И хочется все—таки что— то изменить. Политические заключенные — это в том числе и те, кто массово попадает в тюрьмы за свое гражданство и даже не за политические взгляды. Был пойман, потому что гражданин Украины. Был пойман, потому что гражданин Российской Федерации. Минские соглашения — это стремление к миру. Если будет обмен, это будет шаг в сторону мира. Я никогда не была пассивным гражданином. Я участвовала в разных гражданских акциях, на уровне района, дома, города, участвовала в каких—то городских акциях, в акциях федерального масштаба. Но сейчас, когда ежедневно продолжается этот пикет, я понимаю, что это работает: рушатся привычные стереотипы. Я очень сильно изменила свое отношение, например, к полиции. Было много случаев, когда становилось понятно, что полицейские с сочувствием относятся к нашей акции и к требованию «обмена всех на всех». Были случаи, когда центр «Э» давал указания задерживать активистов из «Бессрочки»(бессрочный пикет — МБХ медиа»), а полицейские отказывались принимать в отделения полиции. И когда мы с ними разговариваем, то молодые ребята нам рассказывают, как им нравится их работа, как им нравится ловить преступников, с печалью говорят о своих начальниках, если что—то противозаконное происходит: это не мы, это начальство. Читаешь истории этих осужденных граждан России в Украине, среди них много простых деревенских. Сейчас в деревне армия — это единственная «социальная лестница», чтобы не погибнуть.

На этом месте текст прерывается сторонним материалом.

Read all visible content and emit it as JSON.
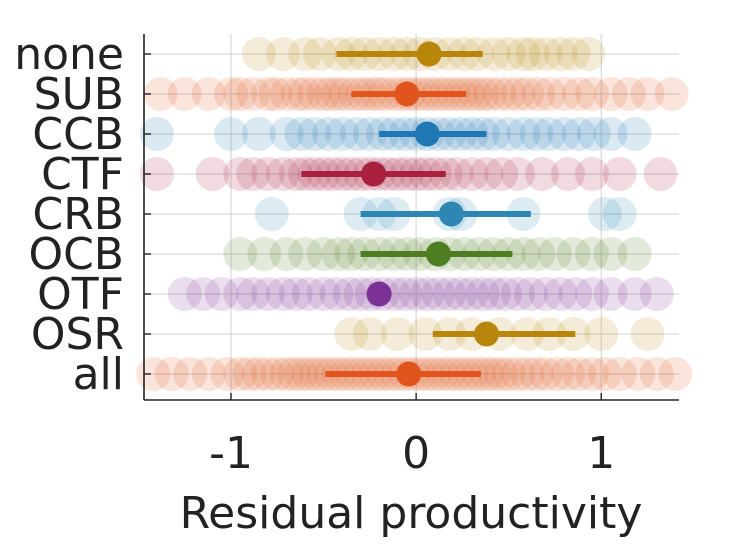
{
  "chart_data": {
    "type": "scatter",
    "title": "",
    "xlabel": "Residual productivity",
    "ylabel": "",
    "xlim": [
      -1.47,
      1.42
    ],
    "xticks": [
      -1,
      0,
      1
    ],
    "xtick_labels": [
      "-1",
      "0",
      "1"
    ],
    "grid": true,
    "legend": "none",
    "categories": [
      "none",
      "SUB",
      "CCB",
      "CTF",
      "CRB",
      "OCB",
      "OTF",
      "OSR",
      "all"
    ],
    "series": [
      {
        "name": "none",
        "color": "#b8860b",
        "mean": 0.07,
        "ci": [
          -0.43,
          0.36
        ],
        "points": [
          -0.85,
          -0.72,
          -0.6,
          -0.52,
          -0.42,
          -0.35,
          -0.28,
          -0.2,
          -0.12,
          -0.05,
          0.02,
          0.1,
          0.18,
          0.26,
          0.33,
          0.42,
          0.5,
          0.58,
          0.63,
          0.7,
          0.78,
          0.85,
          0.93
        ]
      },
      {
        "name": "SUB",
        "color": "#e0541e",
        "mean": -0.05,
        "ci": [
          -0.35,
          0.27
        ],
        "points": [
          -1.38,
          -1.25,
          -1.12,
          -1.0,
          -0.95,
          -0.88,
          -0.8,
          -0.76,
          -0.7,
          -0.64,
          -0.6,
          -0.55,
          -0.5,
          -0.46,
          -0.42,
          -0.38,
          -0.33,
          -0.29,
          -0.25,
          -0.21,
          -0.17,
          -0.12,
          -0.08,
          -0.04,
          0.0,
          0.04,
          0.08,
          0.12,
          0.16,
          0.2,
          0.24,
          0.28,
          0.32,
          0.36,
          0.4,
          0.45,
          0.5,
          0.55,
          0.6,
          0.66,
          0.72,
          0.8,
          0.88,
          0.95,
          1.05,
          1.15,
          1.25,
          1.38
        ]
      },
      {
        "name": "CCB",
        "color": "#1f78b4",
        "mean": 0.06,
        "ci": [
          -0.2,
          0.38
        ],
        "points": [
          -1.4,
          -1.0,
          -0.85,
          -0.7,
          -0.62,
          -0.55,
          -0.47,
          -0.4,
          -0.32,
          -0.25,
          -0.18,
          -0.12,
          -0.06,
          0.0,
          0.06,
          0.12,
          0.18,
          0.24,
          0.3,
          0.36,
          0.42,
          0.5,
          0.58,
          0.65,
          0.72,
          0.8,
          0.88,
          0.96,
          1.05,
          1.18
        ]
      },
      {
        "name": "CTF",
        "color": "#a8213f",
        "mean": -0.23,
        "ci": [
          -0.62,
          0.16
        ],
        "points": [
          -1.4,
          -1.1,
          -0.95,
          -0.88,
          -0.8,
          -0.72,
          -0.65,
          -0.6,
          -0.55,
          -0.5,
          -0.45,
          -0.4,
          -0.35,
          -0.3,
          -0.25,
          -0.2,
          -0.15,
          -0.1,
          -0.05,
          0.0,
          0.05,
          0.1,
          0.16,
          0.22,
          0.3,
          0.38,
          0.46,
          0.55,
          0.68,
          0.82,
          0.95,
          1.1,
          1.32
        ]
      },
      {
        "name": "CRB",
        "color": "#2e86b3",
        "mean": 0.19,
        "ci": [
          -0.3,
          0.62
        ],
        "points": [
          -0.78,
          -0.3,
          -0.2,
          -0.12,
          0.18,
          0.24,
          0.58,
          1.02,
          1.1
        ]
      },
      {
        "name": "OCB",
        "color": "#4f7d21",
        "mean": 0.12,
        "ci": [
          -0.3,
          0.52
        ],
        "points": [
          -0.95,
          -0.82,
          -0.7,
          -0.6,
          -0.5,
          -0.42,
          -0.35,
          -0.28,
          -0.2,
          -0.12,
          -0.05,
          0.02,
          0.1,
          0.18,
          0.26,
          0.34,
          0.42,
          0.5,
          0.58,
          0.66,
          0.75,
          0.85,
          0.95,
          1.05,
          1.18
        ]
      },
      {
        "name": "OTF",
        "color": "#7b3294",
        "mean": -0.2,
        "ci": [
          -0.2,
          -0.2
        ],
        "points": [
          -1.25,
          -1.15,
          -1.05,
          -0.95,
          -0.88,
          -0.8,
          -0.72,
          -0.65,
          -0.58,
          -0.5,
          -0.43,
          -0.36,
          -0.3,
          -0.24,
          -0.18,
          -0.12,
          -0.06,
          0.0,
          0.06,
          0.12,
          0.18,
          0.24,
          0.3,
          0.36,
          0.42,
          0.48,
          0.55,
          0.62,
          0.7,
          0.78,
          0.86,
          0.95,
          1.05,
          1.18,
          1.3
        ]
      },
      {
        "name": "OSR",
        "color": "#b8860b",
        "mean": 0.38,
        "ci": [
          0.09,
          0.86
        ],
        "points": [
          -0.35,
          -0.25,
          -0.1,
          0.05,
          0.18,
          0.3,
          0.45,
          0.6,
          0.72,
          0.85,
          1.0,
          1.25
        ]
      },
      {
        "name": "all",
        "color": "#e0541e",
        "mean": -0.04,
        "ci": [
          -0.49,
          0.35
        ],
        "points": [
          -1.42,
          -1.32,
          -1.22,
          -1.12,
          -1.02,
          -0.95,
          -0.9,
          -0.85,
          -0.8,
          -0.75,
          -0.7,
          -0.66,
          -0.62,
          -0.58,
          -0.54,
          -0.5,
          -0.46,
          -0.42,
          -0.38,
          -0.34,
          -0.3,
          -0.26,
          -0.22,
          -0.18,
          -0.14,
          -0.1,
          -0.06,
          -0.02,
          0.02,
          0.06,
          0.1,
          0.14,
          0.18,
          0.22,
          0.26,
          0.3,
          0.34,
          0.38,
          0.42,
          0.46,
          0.5,
          0.55,
          0.6,
          0.65,
          0.7,
          0.76,
          0.82,
          0.88,
          0.95,
          1.02,
          1.1,
          1.2,
          1.3,
          1.4
        ]
      }
    ]
  }
}
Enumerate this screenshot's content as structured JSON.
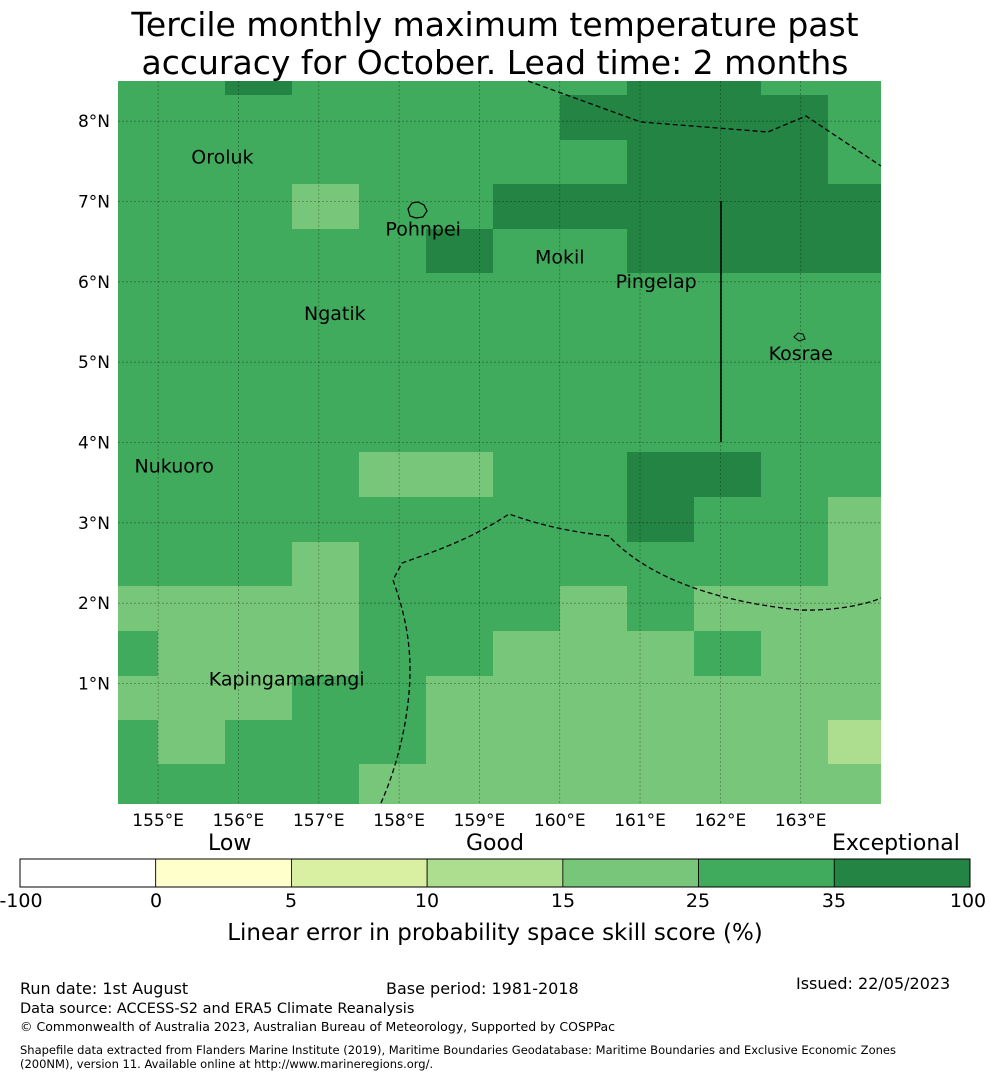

Говорят, люди платят взятки, чтобы попасть в армию.
Вот он идет служить, его отправляют в Ростов. Дальше получает приказ, и его перекидывают, допустим, в Донбасс. Он пишет рапорт с просьбой перевести его обратно. Потому что нельзя просто не поехать, он будет дезертиром. Никто не хочет служить на войне. Но выхода нет. И потом они попадают в тюрьму. И что делать?
— Получается, что вы сочувствуете и тем, и другим?
— Когда читаешь истории людей, то начинаешь им сочувствовать, потому что понимаешь, что человек попал в жернова войны. За исключением только добровольцев. Но как правило, они не попадаются.